The Minister of the Federal Capital Territory (FCT), Alhaji Muhammad Bello, has reportedly turned down food items donated by the Dangote Foundation for the Internally Displaced Persons (IDP) in Abuja.
The Foundation, according to a THISDAY source, had taken the gift items, including sugar, salt, spaghetti, rice, danvita, and wheat meal worth millions of naira to the minister’s office yesterday but was bluntly rejected by him.
All entreaties to make him realise that the items are meant for distribution to the needy like those in the IDP camps fell on deaf ears as Bello was said to have stated that he was not hungry and didn’t solicit for any donations.
In a swift reaction, however, the Special Adviser to the FCT Minister on Media, Mr. Abubakar Sani, said there was no truth in the report that the FCT Administration (FCTA) rejected the purported gift from Dangote Foundation to the IDPs.
According to Sani, “FCTA is not aware of any donations and therefore, not in the position to neither reject nor accept the said gift items.
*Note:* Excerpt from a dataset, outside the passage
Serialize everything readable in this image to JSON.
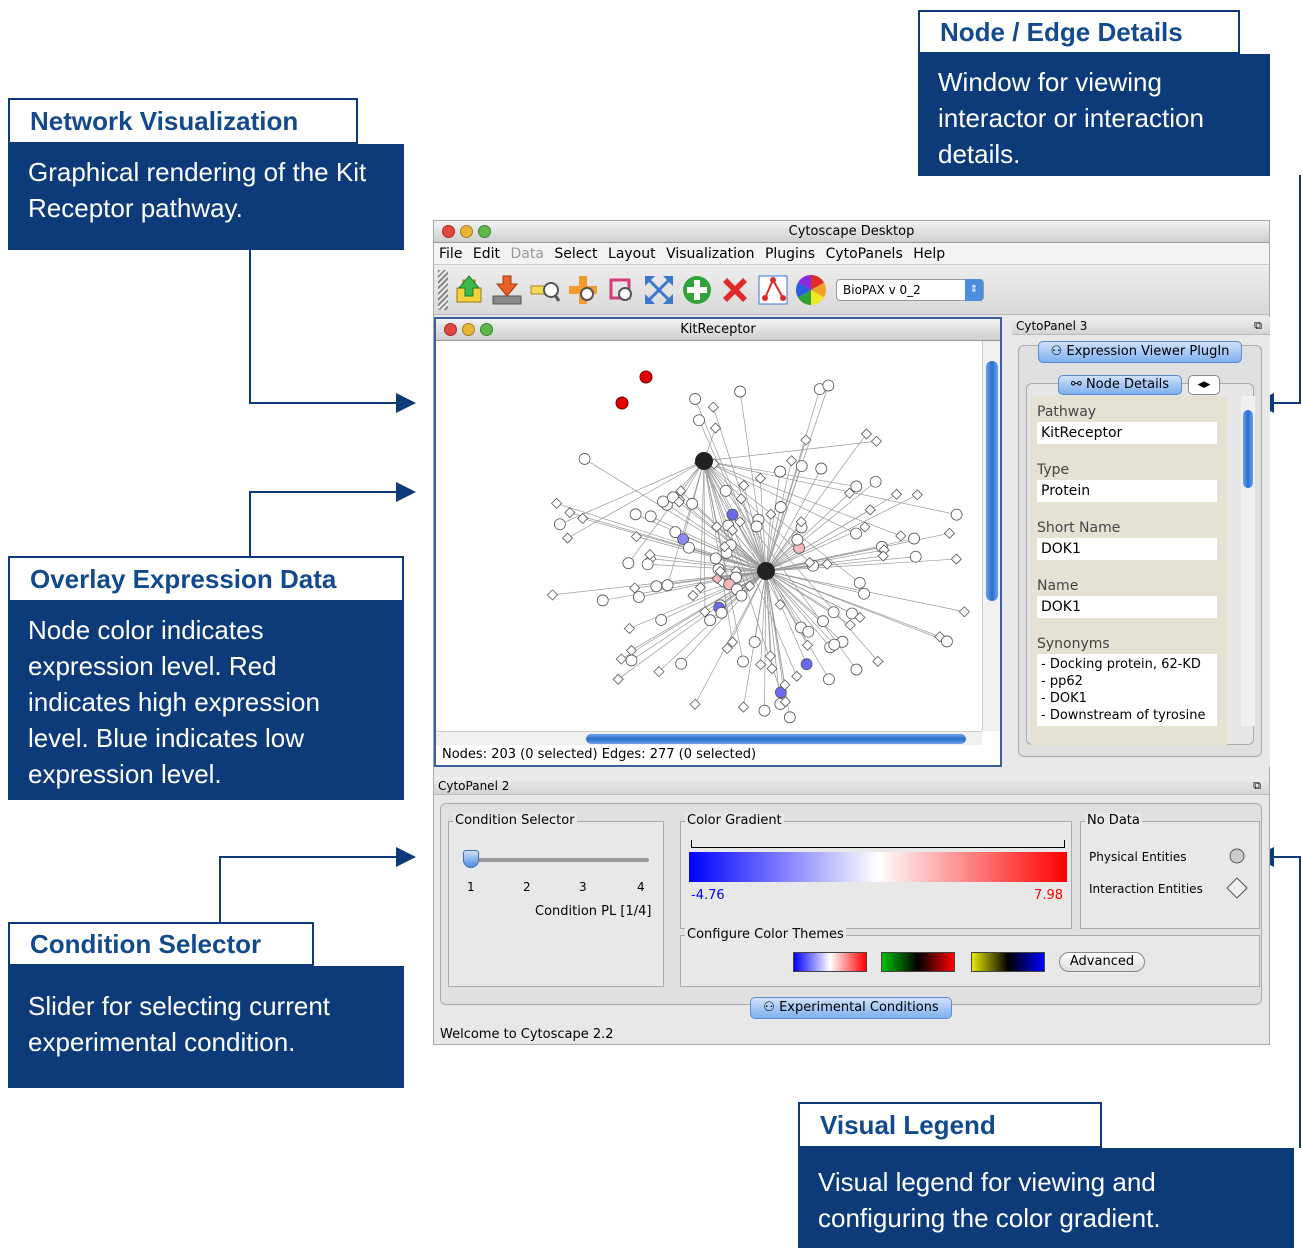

“I asked who saw the said gifts and the answer was no one did,” he said.
In the same vein, the Director of Public Relations, National Emergency Management Agency (NEMA), Abuja Office, Mr. Ishaya Chonoko, also said that the agency was not aware of such donations.
Chonoko said: “If the normal procedure was followed, we should be aware of such donations, but as far as we are concerned, no donations of such was made, at least to the best of our knowledge.”
The Foundation owned by the richest man in Africa, Alhaji Aliko Dangote, as part of its mandate to give especially in the holy month of Ramadan for the indigent and the vulnerable in the society, has the tradition of donating money and food materials to the less privileged and victims of other disasters across the country.
“The Ramadan supplies are delivered to the 36 states, including the FCT yearly and the governors assign a contact person to receive the items which are delivered in trucks on behalf of the governor before distribution to the identified beneficiaries by the state government,” an official of the Foundation who did not want to be named said.
Sources close to the Foundation in Lagos insisted that the FCT Minister did reject the donation to the surprise of the representatives of the Foundation even when it was explained to him that it was for the less privileged.
Informed sources at the minister’s office indicated that the letter for the donation came while the minister was having a meeting with his directors and they all corroborated the fact that the donation was an annual gift from Dangote Foundation for the less privileged but he would not listen to any explanation as he insisted the food items be returned.
Some residents of the FCT expressed dismay at the action of the minister as they condemned his disposition to the plights of the IDPs who the items were meant for and were actually on the lookout for it having been informed earlier that the foundation would soon put smiles on their faces.
Callers at the FCT Secretariat at Area 11, it was gathered, were said to be very displeased on hearing of the minister’s rejection of the items, which they believed would have made the IDPs in the Abuja camp feel the good side of Ramadan.
According to them, the reason behind the minister’s rejection of the food items cannot be justified because those in the IDPs’ camp are hungry and some of them are dying because government could not cater for all their needs.
A Dangote Foundation source confirmed that as at the time of filing this report, about 31 states had already taken deliveries of their items and some had started the distribution. It was learnt that 106 trucks of food items are on their way to Maiduguri, the Borno State capital in fulfilment of Dangote’s promise to make this Ramadan fulfilling for the IDPs in the states.
The latest donation of food items was coming shortly after the Foundation donated N2 billion for the rehabilitation of the IDPs in various camps in Borno State.
The source said the Dangote Foundation had in the past supported victims of disasters with monetary and food items. Food items were donated to the victims of post 2011 elections violence in some parts of the north, while victims of flood disaster across the country were also helped with various food items and other relief materials.
According to him, the Foundation also took its charity abroad when in 2015, donated $1 million to support the government of Nepal to rehabilitate the victims of two devastating earth quakes that ravaged the country that year in quick succession.
The Foundation also donated $500,000 to the government of the Republic of Niger to support victims of meningitis outbreak in the country.